Quaero, arène de la recherche multimédia
Par Aurélie Barbaux - Publié le | L'Usine Nouvelle n° 3197Le consortium de recherche, dédié à l'analyse automatique de contenus non textuels, organise des concours entre ses vingt-six membres pour sélectionnerles meilleures pistes technologiques.
C'est une tradition dans le domaine de l'analyse d'images. Les laboratoires de recherche du monde entier, qui travaillent sur la reconnaissance de contenus dans des images fixes ou animées, participent régulièrement à des concours. Sur un même jeu de données, ils testent leurs derniers algorithmes et priment la meilleure équipe. Le projet de recherche collaboratif Quaero (« je cherche », en latin), lancé en 2008 pour cinq ans et doté d'un budget de 199 millions d'euros (dont 50 % financés par Oséo), a adopté le même principe pour développer des outils d'analyse automatique de contenus non textuels. Une manière efficace de faire collaborer ses vingt-six membres et les quelques 300 chercheurs impliqués, issus de PME, de groupes industriels et de laboratoires publics.

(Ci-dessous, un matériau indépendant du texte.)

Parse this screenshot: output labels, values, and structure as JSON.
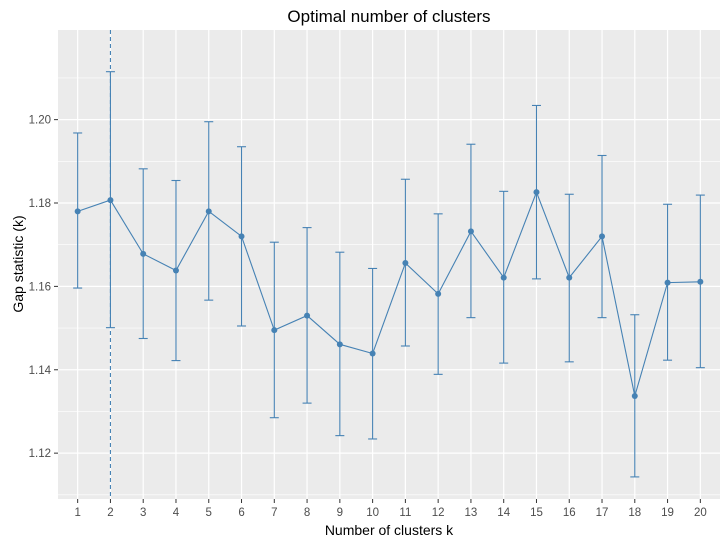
{
  "chart_data": {
    "type": "line",
    "title": "Optimal number of clusters",
    "xlabel": "Number of clusters k",
    "ylabel": "Gap statistic (k)",
    "x": [
      1,
      2,
      3,
      4,
      5,
      6,
      7,
      8,
      9,
      10,
      11,
      12,
      13,
      14,
      15,
      16,
      17,
      18,
      19,
      20
    ],
    "series": [
      {
        "values": [
          1.178,
          1.1807,
          1.1678,
          1.1638,
          1.178,
          1.172,
          1.1495,
          1.153,
          1.1461,
          1.1439,
          1.1656,
          1.1582,
          1.1732,
          1.1621,
          1.1826,
          1.1621,
          1.172,
          1.1337,
          1.1609,
          1.1611
        ],
        "error_lower": [
          1.1596,
          1.1501,
          1.1475,
          1.1422,
          1.1567,
          1.1505,
          1.1285,
          1.132,
          1.1242,
          1.1234,
          1.1457,
          1.1389,
          1.1525,
          1.1416,
          1.1618,
          1.1419,
          1.1525,
          1.1143,
          1.1423,
          1.1405
        ],
        "error_upper": [
          1.1968,
          1.2115,
          1.1882,
          1.1854,
          1.1995,
          1.1935,
          1.1706,
          1.1741,
          1.1682,
          1.1643,
          1.1857,
          1.1774,
          1.1941,
          1.1828,
          1.2034,
          1.1821,
          1.1914,
          1.1532,
          1.1797,
          1.1819
        ],
        "color": "#4682B4"
      }
    ],
    "optimal_k": 2,
    "ylim": [
      1.109,
      1.2215
    ],
    "yticks": [
      1.12,
      1.14,
      1.16,
      1.18,
      1.2
    ],
    "ytick_labels": [
      "1.12",
      "1.14",
      "1.16",
      "1.18",
      "1.20"
    ],
    "xticks": [
      1,
      2,
      3,
      4,
      5,
      6,
      7,
      8,
      9,
      10,
      11,
      12,
      13,
      14,
      15,
      16,
      17,
      18,
      19,
      20
    ],
    "xtick_labels": [
      "1",
      "2",
      "3",
      "4",
      "5",
      "6",
      "7",
      "8",
      "9",
      "10",
      "11",
      "12",
      "13",
      "14",
      "15",
      "16",
      "17",
      "18",
      "19",
      "20"
    ],
    "grid": true,
    "legend": "none",
    "panel_background": "#EBEBEB",
    "gridline_color": "#FFFFFF"
  }
}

« Nous avons instauré en interne un système de "coopétition" selon des procédures pensées par le CNRS et la Direction générale de l'armement (DGA), deux membres du consortium », explique Pieter van der Linden, chef du projet chez Technicolor et pilote du projet Quaero, qui présentait récemment ses résultats à mi-parcours. Après avoir mis en commun leur vision sur les axes possibles de développement dans cinq grands chantiers de recherche (l'image, la vidéo, la musique, la linguistique et les interfaces), les partenaires partagent leur expérience. Puis, chacun des acteurs concernés travaille sur un cas concret, le même pour tous. « Les jeux de données de concours internationaux ne sont pas adaptés aux besoins industriels », remarque Pieter van der Linden. Ensuite, celui qui obtient les meilleurs résultats explique aux autres comment il y est parvenu, pour construire en-semble une solution plus aboutie. Chacun gardant par ailleurs la propriété intellectuelle de ses développements.
LE SITE WEB DE L'ELYSÉE, PREMIÈRE VITRINE
C'est sur ce principe qu'ont été mis au point les premiers démonstrateurs issus de Quaero, comme la Live Interactive TV, développée en commun pour la chaîne France 24, par la start-up Yacast (plate-forme numérique de diffusion radio et TV, qui a rejoint le consortium fin 2009), les spécialistes du traitement de la voix Vecsys et Vecsys Research, le moteur de recherche d'entreprise Exalead (qui vient d'être acquis par l'éditeur Dassault Systèmes) et le laboratoire Limsi-CNRS. En combinant des technologies de reconnaissance vocale et d'analyse sémantique, les paroles des locuteurs peuvent ainsi être transcrites et synchronisées avec les images, permettant une recherche précise de termes prononcés dans un enregistrement vidéo. De son côté, Exalead a adapté cette technologie au sein du logiciel Voxalead, que l'on peut tester sur le site web de l'Elysée où il indexe les discours de la présidence.
PAS DE CONCURRENCE DIRECTE AVEC GOOGLE
Sur le même principe, Orange, Vecsys, l'INA, le Limsi-CNRS, l'Ircam et LTU Technologies ont confronté leur expertise pour développer un système de recherche musicale capable de reconnaître différents genres musicaux en fonction du rythme et d'établir des résumés.
« En aucun cas, Quaero n'a pour but de développer un moteur de recherche multimédia unique », rappelle Pieter van der Linden. Le rêve du président Jacques Chirac, qui avait soutenu le projet en 2005, de doter l'Europe d'un concurrent à Google, est donc très loin. Pour autant, malgré des débuts laborieux, le programme remplit sa mission d'accélérateur de recherche-développement. En deux ans, vingt brevets ont déjà été déposés.